I hadn’t expected them all to arrive this way—some grey and barely beating, some beating hard, so punctuated that spits of blood flicked across the dining room rug. Bright red circles, round as pearls.
I can’t imagine how they found me.
I put cotton batting into shoe boxes (the neighbors save them for me now) and lay the hearts gently inside, tucking the batting around them just so. I turn the lights down.
Sometimes I sing, “Carry me oh my soul” or “You are my sunshine.” Sometimes I sing, “Fulton Prison” just to remind them things could be worse. I mean there are worse things.
Every now and again, a knock comes on my door.
“No soliciting,” I yell.
“It’s me,” someone says, so I open the door. They all look different. Nothing like I’d expect them to look having tended to their hearts for so long.
“Is it here?” they ask peering into my dining room, “Is it okay?”
“I think it’s ready,” I tell them, “Are you ready?” I ask. Sometime the person nods, sometimes they look back at the door, out towards my unmowed lawn and the life they came from, heartless and unruly.
I am no surgeon.

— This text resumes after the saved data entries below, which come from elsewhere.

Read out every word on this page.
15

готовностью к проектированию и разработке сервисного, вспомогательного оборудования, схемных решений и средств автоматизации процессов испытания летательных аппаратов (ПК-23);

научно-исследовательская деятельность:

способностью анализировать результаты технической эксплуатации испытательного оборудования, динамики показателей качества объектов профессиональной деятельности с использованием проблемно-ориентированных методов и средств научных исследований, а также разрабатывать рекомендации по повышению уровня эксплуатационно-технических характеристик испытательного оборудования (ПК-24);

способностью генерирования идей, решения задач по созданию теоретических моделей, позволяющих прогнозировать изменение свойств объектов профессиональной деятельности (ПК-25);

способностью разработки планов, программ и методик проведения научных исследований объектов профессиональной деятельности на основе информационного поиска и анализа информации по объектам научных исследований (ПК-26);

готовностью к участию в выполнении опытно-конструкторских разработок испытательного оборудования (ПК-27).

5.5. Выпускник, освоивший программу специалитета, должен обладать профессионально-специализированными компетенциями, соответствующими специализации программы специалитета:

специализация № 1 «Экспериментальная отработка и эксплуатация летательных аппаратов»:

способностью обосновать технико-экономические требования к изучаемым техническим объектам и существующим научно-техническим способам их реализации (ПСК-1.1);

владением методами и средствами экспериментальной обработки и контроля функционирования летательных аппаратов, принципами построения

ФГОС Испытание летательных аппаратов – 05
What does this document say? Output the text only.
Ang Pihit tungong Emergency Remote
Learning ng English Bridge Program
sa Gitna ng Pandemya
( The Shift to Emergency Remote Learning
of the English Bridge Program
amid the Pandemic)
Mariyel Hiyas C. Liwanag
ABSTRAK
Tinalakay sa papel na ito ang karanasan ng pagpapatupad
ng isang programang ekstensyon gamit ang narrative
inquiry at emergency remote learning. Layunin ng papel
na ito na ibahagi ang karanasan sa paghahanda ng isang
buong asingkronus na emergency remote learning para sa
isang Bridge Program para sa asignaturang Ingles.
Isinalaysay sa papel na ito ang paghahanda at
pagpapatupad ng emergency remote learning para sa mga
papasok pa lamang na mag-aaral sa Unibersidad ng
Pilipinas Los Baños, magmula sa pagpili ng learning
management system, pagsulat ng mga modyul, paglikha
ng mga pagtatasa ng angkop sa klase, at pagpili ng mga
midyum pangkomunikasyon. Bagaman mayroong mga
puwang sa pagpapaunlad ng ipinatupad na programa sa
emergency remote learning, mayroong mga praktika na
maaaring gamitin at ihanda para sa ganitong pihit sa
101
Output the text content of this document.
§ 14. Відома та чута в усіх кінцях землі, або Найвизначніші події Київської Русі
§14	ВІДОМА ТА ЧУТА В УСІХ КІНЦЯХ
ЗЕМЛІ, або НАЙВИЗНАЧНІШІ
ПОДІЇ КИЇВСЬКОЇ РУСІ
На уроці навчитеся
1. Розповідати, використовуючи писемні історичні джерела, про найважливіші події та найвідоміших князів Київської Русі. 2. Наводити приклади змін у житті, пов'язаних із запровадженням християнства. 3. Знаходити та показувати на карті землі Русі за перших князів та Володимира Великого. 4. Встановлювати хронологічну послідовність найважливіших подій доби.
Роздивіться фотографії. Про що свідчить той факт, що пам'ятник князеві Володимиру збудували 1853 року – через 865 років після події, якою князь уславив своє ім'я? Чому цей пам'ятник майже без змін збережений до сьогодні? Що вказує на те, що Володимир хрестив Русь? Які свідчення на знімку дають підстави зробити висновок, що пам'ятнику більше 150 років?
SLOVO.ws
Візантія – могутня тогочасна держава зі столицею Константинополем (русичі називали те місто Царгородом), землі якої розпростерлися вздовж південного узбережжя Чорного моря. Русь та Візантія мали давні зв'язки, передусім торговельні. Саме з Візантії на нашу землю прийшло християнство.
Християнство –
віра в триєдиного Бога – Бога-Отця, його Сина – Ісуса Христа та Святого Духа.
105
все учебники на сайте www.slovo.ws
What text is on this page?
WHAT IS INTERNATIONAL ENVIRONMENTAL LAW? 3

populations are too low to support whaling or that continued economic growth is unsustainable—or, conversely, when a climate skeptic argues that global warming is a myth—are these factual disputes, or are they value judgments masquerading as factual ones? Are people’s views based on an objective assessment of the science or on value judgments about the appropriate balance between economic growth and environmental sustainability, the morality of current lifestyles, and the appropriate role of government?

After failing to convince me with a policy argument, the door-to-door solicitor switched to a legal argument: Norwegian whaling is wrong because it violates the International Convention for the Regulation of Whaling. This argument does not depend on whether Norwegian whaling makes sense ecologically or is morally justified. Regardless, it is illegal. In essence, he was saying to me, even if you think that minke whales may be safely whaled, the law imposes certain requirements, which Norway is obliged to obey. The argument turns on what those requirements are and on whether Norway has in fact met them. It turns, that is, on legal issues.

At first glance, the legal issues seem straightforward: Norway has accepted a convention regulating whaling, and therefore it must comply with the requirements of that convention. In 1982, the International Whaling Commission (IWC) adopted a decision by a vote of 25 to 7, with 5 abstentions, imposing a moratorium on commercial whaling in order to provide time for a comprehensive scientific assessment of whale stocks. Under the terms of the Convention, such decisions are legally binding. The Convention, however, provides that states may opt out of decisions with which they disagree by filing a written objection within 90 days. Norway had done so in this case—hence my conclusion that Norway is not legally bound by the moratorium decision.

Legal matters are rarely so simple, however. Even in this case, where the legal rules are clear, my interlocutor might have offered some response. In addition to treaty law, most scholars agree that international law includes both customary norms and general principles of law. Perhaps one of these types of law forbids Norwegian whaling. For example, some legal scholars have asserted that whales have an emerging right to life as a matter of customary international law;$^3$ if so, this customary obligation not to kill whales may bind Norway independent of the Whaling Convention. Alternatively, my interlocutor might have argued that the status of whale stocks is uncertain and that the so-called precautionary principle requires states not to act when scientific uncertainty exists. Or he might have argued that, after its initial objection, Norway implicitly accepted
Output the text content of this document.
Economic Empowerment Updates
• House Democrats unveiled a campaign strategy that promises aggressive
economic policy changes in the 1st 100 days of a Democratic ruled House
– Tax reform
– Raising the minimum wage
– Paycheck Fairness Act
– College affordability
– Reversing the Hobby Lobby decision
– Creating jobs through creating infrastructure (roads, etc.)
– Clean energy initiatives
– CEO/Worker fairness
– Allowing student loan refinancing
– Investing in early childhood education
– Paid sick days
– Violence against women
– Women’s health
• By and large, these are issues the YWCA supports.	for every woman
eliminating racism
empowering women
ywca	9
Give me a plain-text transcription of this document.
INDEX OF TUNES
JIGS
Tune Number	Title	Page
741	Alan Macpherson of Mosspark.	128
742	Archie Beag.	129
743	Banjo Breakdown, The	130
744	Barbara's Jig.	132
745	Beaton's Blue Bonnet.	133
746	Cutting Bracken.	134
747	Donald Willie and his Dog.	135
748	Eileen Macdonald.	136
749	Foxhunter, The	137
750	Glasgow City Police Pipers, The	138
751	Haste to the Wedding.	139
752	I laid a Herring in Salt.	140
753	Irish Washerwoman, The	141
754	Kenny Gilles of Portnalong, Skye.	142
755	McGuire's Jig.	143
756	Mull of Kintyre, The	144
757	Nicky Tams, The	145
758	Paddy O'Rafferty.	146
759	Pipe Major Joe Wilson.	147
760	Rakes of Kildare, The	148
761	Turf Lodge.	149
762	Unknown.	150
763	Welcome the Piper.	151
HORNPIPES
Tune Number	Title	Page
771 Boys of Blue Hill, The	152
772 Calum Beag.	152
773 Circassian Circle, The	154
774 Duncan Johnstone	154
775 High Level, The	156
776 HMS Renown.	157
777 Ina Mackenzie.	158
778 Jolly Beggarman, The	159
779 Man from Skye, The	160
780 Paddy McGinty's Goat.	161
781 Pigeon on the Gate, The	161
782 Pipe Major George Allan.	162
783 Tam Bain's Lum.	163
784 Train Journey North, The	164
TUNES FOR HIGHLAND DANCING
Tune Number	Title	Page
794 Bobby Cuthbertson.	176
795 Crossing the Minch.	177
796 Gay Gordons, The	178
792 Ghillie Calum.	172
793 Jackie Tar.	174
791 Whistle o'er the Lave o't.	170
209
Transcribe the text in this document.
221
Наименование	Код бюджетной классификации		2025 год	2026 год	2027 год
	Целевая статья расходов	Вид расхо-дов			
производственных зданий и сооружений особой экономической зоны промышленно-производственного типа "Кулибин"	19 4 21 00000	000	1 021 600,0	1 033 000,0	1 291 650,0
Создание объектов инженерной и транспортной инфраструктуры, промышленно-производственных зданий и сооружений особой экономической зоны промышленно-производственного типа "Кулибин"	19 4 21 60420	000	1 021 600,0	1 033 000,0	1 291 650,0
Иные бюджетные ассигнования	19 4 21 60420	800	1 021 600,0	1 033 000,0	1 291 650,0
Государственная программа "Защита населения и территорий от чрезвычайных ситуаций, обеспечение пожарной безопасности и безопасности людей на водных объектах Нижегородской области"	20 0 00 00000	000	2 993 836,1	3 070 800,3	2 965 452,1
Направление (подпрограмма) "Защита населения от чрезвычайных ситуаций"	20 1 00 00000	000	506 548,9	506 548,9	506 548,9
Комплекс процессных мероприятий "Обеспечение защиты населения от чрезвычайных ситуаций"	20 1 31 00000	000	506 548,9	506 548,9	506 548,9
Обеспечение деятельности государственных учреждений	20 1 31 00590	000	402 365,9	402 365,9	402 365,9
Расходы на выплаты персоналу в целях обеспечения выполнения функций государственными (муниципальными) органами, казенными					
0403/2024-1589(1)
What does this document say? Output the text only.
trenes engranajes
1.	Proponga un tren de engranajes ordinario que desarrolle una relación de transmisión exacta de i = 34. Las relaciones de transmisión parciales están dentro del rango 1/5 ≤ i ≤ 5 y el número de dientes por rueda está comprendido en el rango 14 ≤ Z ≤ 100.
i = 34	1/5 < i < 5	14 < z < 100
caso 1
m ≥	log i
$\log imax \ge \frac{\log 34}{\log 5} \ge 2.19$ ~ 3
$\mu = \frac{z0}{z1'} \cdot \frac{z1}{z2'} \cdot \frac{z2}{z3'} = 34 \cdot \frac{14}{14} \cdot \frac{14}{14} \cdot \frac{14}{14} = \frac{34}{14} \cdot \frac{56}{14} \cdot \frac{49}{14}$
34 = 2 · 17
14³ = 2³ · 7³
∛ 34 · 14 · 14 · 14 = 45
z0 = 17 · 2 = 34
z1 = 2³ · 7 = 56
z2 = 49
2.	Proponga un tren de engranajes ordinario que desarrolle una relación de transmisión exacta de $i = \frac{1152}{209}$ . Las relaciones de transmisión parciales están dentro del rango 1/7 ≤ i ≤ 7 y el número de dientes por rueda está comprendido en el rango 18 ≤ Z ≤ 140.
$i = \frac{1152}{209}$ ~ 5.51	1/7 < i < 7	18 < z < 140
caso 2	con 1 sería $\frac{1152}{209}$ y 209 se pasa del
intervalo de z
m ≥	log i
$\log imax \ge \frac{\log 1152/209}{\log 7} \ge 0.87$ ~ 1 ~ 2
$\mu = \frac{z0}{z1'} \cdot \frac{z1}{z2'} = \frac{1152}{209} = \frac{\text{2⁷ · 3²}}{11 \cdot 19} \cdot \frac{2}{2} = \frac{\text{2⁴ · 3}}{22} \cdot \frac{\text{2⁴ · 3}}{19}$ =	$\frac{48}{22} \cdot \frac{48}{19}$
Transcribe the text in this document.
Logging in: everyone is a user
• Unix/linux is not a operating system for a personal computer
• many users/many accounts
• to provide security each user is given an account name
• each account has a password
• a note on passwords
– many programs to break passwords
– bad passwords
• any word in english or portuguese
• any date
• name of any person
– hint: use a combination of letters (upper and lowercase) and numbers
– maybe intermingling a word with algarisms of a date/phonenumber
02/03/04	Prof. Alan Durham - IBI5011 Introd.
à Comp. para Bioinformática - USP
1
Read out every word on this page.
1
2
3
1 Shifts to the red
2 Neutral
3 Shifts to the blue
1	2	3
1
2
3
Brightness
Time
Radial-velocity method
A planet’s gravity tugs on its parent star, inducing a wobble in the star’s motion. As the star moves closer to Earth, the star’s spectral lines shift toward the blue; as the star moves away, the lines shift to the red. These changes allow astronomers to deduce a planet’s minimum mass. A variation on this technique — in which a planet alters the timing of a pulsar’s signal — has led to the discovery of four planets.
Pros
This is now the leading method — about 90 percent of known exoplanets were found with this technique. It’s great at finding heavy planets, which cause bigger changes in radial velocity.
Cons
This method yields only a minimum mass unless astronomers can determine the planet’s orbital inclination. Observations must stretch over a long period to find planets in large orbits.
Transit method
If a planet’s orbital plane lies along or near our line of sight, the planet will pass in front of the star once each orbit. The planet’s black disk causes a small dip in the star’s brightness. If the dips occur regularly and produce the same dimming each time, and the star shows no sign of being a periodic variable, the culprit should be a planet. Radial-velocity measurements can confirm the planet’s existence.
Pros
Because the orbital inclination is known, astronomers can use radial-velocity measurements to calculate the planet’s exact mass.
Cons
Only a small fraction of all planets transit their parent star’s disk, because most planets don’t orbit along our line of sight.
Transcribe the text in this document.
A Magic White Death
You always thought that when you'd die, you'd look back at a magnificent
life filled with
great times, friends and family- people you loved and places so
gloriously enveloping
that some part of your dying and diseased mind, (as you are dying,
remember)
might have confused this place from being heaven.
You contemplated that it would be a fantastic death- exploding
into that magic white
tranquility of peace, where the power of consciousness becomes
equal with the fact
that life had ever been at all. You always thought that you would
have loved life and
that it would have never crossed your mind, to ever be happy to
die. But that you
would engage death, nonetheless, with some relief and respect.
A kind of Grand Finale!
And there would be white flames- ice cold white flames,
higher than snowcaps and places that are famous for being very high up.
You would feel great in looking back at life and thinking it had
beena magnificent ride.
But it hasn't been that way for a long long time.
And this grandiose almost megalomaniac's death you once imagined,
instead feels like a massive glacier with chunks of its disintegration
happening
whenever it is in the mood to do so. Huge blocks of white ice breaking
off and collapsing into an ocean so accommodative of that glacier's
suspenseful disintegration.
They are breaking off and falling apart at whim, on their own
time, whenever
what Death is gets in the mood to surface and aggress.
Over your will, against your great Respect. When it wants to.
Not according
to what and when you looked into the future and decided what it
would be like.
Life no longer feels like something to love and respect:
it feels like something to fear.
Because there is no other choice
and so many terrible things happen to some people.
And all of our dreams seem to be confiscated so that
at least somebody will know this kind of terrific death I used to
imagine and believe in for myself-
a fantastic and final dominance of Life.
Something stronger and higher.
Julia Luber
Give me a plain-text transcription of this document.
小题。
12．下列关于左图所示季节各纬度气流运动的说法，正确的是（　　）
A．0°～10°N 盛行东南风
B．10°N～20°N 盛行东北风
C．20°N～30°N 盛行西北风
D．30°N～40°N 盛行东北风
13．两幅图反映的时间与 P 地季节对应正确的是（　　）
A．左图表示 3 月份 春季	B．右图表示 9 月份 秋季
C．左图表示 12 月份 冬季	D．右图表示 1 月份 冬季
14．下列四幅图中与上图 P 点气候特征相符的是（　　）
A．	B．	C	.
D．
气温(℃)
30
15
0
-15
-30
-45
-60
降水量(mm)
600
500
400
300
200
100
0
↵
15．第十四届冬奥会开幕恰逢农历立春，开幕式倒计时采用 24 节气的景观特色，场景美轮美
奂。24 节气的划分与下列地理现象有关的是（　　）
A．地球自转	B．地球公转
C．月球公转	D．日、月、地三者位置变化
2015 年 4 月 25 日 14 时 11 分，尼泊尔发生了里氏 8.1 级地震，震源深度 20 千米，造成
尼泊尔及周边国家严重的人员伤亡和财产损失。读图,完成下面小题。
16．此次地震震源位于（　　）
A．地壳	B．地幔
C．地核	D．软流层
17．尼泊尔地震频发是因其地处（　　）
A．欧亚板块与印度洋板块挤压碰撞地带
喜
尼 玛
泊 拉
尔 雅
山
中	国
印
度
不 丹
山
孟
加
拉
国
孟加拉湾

I hope I didn’t give you that idea. I haven’t repaired the hearts in the way you might think. I peer into the shoeboxes until I find the right match.
“Here,” I say, handing them the shoebox batting and all.
There are days when I’m out and about, doing my shopping, having coffee with a friend, when I pass a person on the street and I hear them whistle one of my songs. And I wonder. I wonder about that heart I tended.